First: The 9-patch approach
First we made it possible to have the frames to be rendered by each different parts and assembled by the GPU. This wasn’t possible, because Plasma themes are quite complex, so now we have 2 different paths. If the theme element can take advantage of the optimization, it will use the new code, otherwise it will stay working beautifully on the former, thorough implementation [1].
Therefore, instead of rendering all the frame now we’ll be uploading 9 textures to the GPU, and let it either tile or stretch depending on the settings in the theme. This way:
- we are uploading 9 tiny textures rather than a big texture.
- when the frame is resized, we tell the nodes to resize and the GPU does the job [2].
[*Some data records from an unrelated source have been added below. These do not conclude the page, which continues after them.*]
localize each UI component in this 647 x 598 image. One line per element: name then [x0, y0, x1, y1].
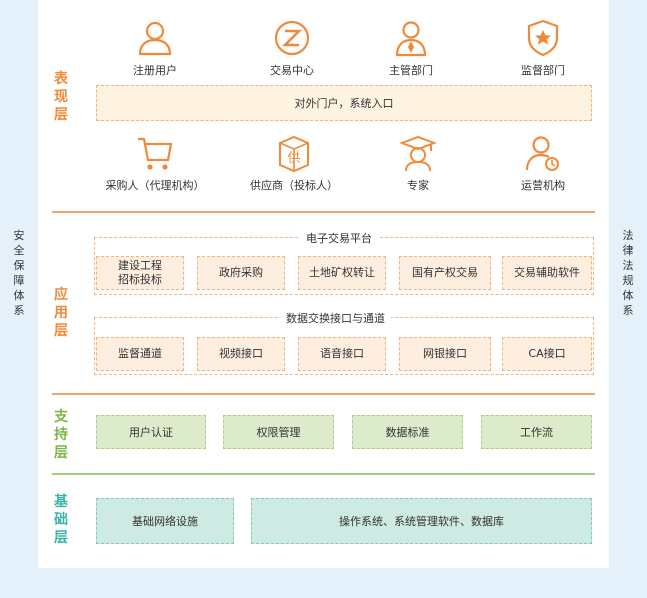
exchange-z-icon: [274, 20, 310, 56]
platform-item-label: 国有产权交易: [412, 266, 478, 279]
icon-label: 交易中心: [270, 64, 314, 77]
interface-item-ca[interactable]: CA接口: [502, 337, 592, 371]
support-item-label: 工作流: [520, 426, 553, 439]
support-item-user-auth[interactable]: 用户认证: [96, 415, 206, 449]
icon-label: 供应商（投标人）: [250, 179, 338, 192]
interface-item-label: 语音接口: [320, 347, 364, 360]
support-item-label: 权限管理: [256, 426, 301, 439]
icon-item-supervision-dept[interactable]: 监督部门: [493, 18, 593, 78]
icon-item-expert[interactable]: 专家: [368, 133, 468, 193]
interface-item-label: 网银接口: [423, 347, 467, 360]
foundation-item-network[interactable]: 基础网络设施: [96, 498, 234, 544]
application-layer-title: 应用层: [54, 287, 68, 339]
platform-item-land-mining[interactable]: 土地矿权转让: [298, 256, 386, 290]
supplier-box-icon: 供: [279, 135, 309, 173]
icon-label: 专家: [407, 179, 429, 192]
icon-item-operator[interactable]: 运营机构: [493, 133, 593, 193]
bottom-band: [0, 568, 647, 598]
platform-item-label: 交易辅助软件: [514, 266, 580, 279]
icon-label: 运营机构: [521, 179, 565, 192]
icon-label: 注册用户: [133, 64, 177, 77]
icon-label: 采购人（代理机构）: [105, 179, 205, 192]
interface-item-label: CA接口: [528, 347, 566, 360]
platform-item-label: 政府采购: [219, 266, 263, 279]
presentation-layer-title: 表现层: [54, 71, 68, 123]
icon-label: 监督部门: [521, 64, 565, 77]
platform-item-trading-aid[interactable]: 交易辅助软件: [502, 256, 592, 290]
interface-group-label: 数据交换接口与通道: [280, 310, 391, 326]
platform-item-label: 土地矿权转让: [309, 266, 375, 279]
svg-text:供: 供: [287, 151, 300, 166]
platform-item-gov-procurement[interactable]: 政府采购: [197, 256, 285, 290]
icon-item-competent-dept[interactable]: 主管部门: [361, 18, 461, 78]
divider-application: [52, 393, 595, 395]
platform-group-label: 电子交易平台: [300, 230, 378, 246]
platform-item-state-property[interactable]: 国有产权交易: [399, 256, 491, 290]
shopping-cart-icon: [138, 137, 173, 170]
interface-item-voice[interactable]: 语音接口: [298, 337, 386, 371]
support-item-permission[interactable]: 权限管理: [223, 415, 334, 449]
graduate-cap-icon: [399, 135, 437, 172]
icon-label: 主管部门: [389, 64, 433, 77]
external-portal[interactable]: 对外门户，系统入口: [96, 85, 592, 121]
foundation-item-os-db[interactable]: 操作系统、系统管理软件、数据库: [251, 498, 592, 544]
user-icon: [138, 21, 172, 56]
foundation-layer-title: 基础层: [54, 494, 68, 546]
shield-star-icon: [527, 19, 559, 57]
divider-support: [52, 473, 595, 475]
icon-item-registered-user[interactable]: 注册用户: [105, 18, 205, 78]
support-item-label: 数据标准: [385, 426, 430, 439]
portal-label: 对外门户，系统入口: [294, 97, 394, 110]
legal-system-label: 法律法规体系: [622, 229, 634, 317]
platform-item-label: 建设工程 招标投标: [118, 259, 162, 286]
support-layer-title: 支持层: [54, 409, 68, 461]
support-item-label: 用户认证: [129, 426, 173, 439]
icon-item-purchaser[interactable]: 采购人（代理机构）: [85, 133, 225, 193]
security-system-label: 安全保障体系: [13, 229, 25, 317]
icon-item-trading-center[interactable]: 交易中心: [242, 18, 342, 78]
support-item-data-standard[interactable]: 数据标准: [352, 415, 463, 449]
icon-item-supplier[interactable]: 供 供应商（投标人）: [234, 133, 354, 193]
interface-item-label: 视频接口: [219, 347, 263, 360]
support-item-workflow[interactable]: 工作流: [481, 415, 592, 449]
divider-presentation: [52, 211, 595, 213]
manager-tie-icon: [395, 21, 427, 57]
foundation-item-label: 操作系统、系统管理软件、数据库: [339, 515, 504, 528]
platform-item-construction-bidding[interactable]: 建设工程 招标投标: [96, 256, 184, 290]
interface-item-label: 监督通道: [118, 347, 162, 360]
operator-icon: [525, 136, 559, 171]
foundation-item-label: 基础网络设施: [132, 515, 198, 528]
interface-item-video[interactable]: 视频接口: [197, 337, 285, 371]
interface-item-ebank[interactable]: 网银接口: [399, 337, 491, 371]
interface-item-supervision[interactable]: 监督通道: [96, 337, 184, 371]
Second: Caching the textures
Now everything was in place, we’d have many times the small 9 elements but we kept uploading them to the GPU over and over. It’s little textures, but it’s still better if we get to re-use what we already have. To do so, we’ve placed a little hash table that keeps track of the already created textures to re-use them. This way, we get to tell the Qt Scene Graph to use a texture that has already been uploaded rather than a new one. We’ve run some tests, here’s the result:
- In PlasmaShell we get 342 miss and 126 hits, so roughly 25% of bandwidth and memory improvement
- In KRunner we get 108 miss and 369 hits, so roughly 350% improvement on memory and bandwidth improvement.
Future, further work
Sadly enough, raw memory usage is still quite high, when running plasma shell on massif, we are still reported as most of the memory usage being in the GPU graphics card (or rather i965_dri.so), so we’ll have to dig it [3]. We’ve found some ways to improve this, for example by enforcing OpenGLES 2, but this requires Qt 5.4 which is due October. I implemented it nevertheless, and it works fine.
Being more precise, a big offender is using a wallpaper image. We’ve looked into it, the code looks fine, but then it makes a big difference, so big that I still don’t understand how it can be. A good suggestion if you’re testing Plasma 5 on a system low on memory, is to run it with the plain color wallpaper. We can save up to 30% of memory consumption, no kidding (it actually depends on who you ask, either massif, htop or ksysguard; but they all agree it’s a big deal). We’ve investigated a bit and found ways to improve the situation there, but if you are interested, feel free to join!
Finally, another problem with regards to memory consumption is QML. We make heavy usage of it and it shows memory-wise. We should see if we can adopt any optimization to stream-line our usage, but admittedly it’s much better than one would have expected.
Testing
If you want to give it a try, you can already find most of this in master, and it will be available from the next KDE Frameworks 5.1 release which will be available by the second week of August.
Hope you liked it, it was a great exercise to investigate all this! I learned a lot and gained quite some respect for the Qt Scene Graph and QML development teams. Keep rocking!
[1] More precisely, at the day, when there’s no hint-compose-over-border or mask-*-overlay elements
[2] an exception for it being (hint-stretch-borders and hint-tile-center hints, where we’ll have to re-render on resize it).
[3] David, Vishesh and I we all have Intel drivers, but I guess it’s a good card to test-case on, given how mainstream it is, currently.